Diane Keaton never followed the rules and that’s why Hollywood will miss her forever Getty Images
Remembering the parts of her that stuck with us
1. Annie Hall — the role that reshaped comedy
Not just a funny film. Annie Hall changed how women in comedies could be messy, smart, and real. Her Oscar felt like validation for everyone who had ever been both awkward and brilliant in the same breath.
2. The nudity clause she would not touch
Even as an unknown in the Broadway cast of Hair, she had a line. They offered extra cash to do the famous nude scene. She turned it down. Principle over pay, right from the start.
3. The Christmas single nobody saw coming
3.At 78, she released a song. First Christmas. Not for a movie. Not a joke. Just a sudden, late-life urge to put a song out into the world. A perfect, weird, Keaton curveball.
4. The wardrobe — menswear that became signature
Keaton made ties and waistcoats a kind of armour. She was photographed in hats and wide trousers for decades. Style was not a costume for her; it was character. People still imitate that look, and that is saying something.
5. Comedy with bite — First Wives Club and more
She could be gentle one moment and sharp the next. In The First Wives Club, she carried the ensemble effortlessly, landing jokes while letting you feel the heartbreak beneath. Friends who worked with her spoke about her warmth and how raw she stayed about life.
6. A filmmaker and photographer, not just an actor
She directed, she photographed doors and empty shops, she wrote. She loved the weird corners of life. That curiosity kept her working and kept her interesting.

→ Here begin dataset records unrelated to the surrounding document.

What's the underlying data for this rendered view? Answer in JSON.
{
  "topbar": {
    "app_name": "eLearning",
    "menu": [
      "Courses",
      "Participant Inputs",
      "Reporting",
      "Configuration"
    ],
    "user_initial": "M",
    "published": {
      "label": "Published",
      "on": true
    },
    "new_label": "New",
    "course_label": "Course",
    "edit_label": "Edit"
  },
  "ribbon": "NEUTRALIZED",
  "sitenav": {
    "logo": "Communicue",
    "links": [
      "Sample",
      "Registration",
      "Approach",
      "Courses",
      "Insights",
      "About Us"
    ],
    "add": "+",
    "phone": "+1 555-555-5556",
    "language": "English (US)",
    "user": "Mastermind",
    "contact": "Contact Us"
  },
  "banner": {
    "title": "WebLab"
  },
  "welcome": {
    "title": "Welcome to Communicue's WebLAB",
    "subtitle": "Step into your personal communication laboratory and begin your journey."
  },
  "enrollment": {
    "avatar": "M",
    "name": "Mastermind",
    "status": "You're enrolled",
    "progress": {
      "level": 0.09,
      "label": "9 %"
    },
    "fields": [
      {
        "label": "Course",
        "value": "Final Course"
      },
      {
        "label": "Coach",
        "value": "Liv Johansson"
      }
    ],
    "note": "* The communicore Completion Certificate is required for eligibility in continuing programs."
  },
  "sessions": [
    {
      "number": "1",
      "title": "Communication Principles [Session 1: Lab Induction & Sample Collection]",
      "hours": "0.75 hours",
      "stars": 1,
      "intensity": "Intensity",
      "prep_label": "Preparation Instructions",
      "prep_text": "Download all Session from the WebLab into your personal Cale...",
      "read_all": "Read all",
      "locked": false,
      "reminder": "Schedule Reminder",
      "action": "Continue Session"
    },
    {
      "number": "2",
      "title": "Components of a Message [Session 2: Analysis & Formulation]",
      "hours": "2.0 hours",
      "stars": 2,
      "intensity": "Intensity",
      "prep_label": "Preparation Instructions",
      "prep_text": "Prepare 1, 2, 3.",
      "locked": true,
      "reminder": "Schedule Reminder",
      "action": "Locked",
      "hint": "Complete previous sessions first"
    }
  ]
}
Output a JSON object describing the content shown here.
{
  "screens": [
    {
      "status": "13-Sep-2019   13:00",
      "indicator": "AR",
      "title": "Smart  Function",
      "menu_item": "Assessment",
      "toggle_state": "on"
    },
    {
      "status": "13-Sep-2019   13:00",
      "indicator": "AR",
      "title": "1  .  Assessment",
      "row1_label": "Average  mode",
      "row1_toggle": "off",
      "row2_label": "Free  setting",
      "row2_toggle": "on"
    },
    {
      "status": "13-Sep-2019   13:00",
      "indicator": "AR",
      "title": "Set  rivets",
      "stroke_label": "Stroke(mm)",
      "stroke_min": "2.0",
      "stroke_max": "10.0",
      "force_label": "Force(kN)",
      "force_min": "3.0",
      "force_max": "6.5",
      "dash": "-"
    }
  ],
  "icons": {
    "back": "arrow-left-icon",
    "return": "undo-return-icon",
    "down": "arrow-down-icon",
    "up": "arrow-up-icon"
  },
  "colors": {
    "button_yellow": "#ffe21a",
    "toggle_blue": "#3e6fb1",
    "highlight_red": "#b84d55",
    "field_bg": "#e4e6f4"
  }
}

7. Motherhood, chosen late and chosen fiercely
She adopted Dexter and Duke and spoke about motherhood being humbling. She was not pressured by conventional timelines. She made her own map.
8. The last practical act
Months before she died, she listed her Los Angeles home. A quiet, practical move. No drama. It feels now like a final piece of business, a woman tidying her own affairs with clear-eyed calm.
9. The sudden end — close circle, private last months
Friends say her health declined suddenly and privately in recent months. She kept a small circle towards the end and was funny right up until the end, a friend told reporters, making the loss feel even sharper.
10. Tributes that say it plain — “trail of fairy dust”
Stars poured out words: Goldie Hawn, Bette Midler, Ben Stiller, Jane Fonda, all struck by how singular she was. They kept mentioning the same thing: original, kind, funny, utterly herself.
Diane Keaton’s legacy in film comedy and fashion left a mark no one else could touchGetty Images
So, that is the list.
We will watch her films again, of course. We will notice the hats, laugh at the delivery, and be surprised by the sudden stab of feeling in a small, silent scene. But more than that, there is a tiny, stubborn thing she did: she made permission. Permission to be odd, to age, to keep making mistakes and still stand centre screen. That is the part of her that outlives the headlines. That is the stuff that does not fade when the credits roll.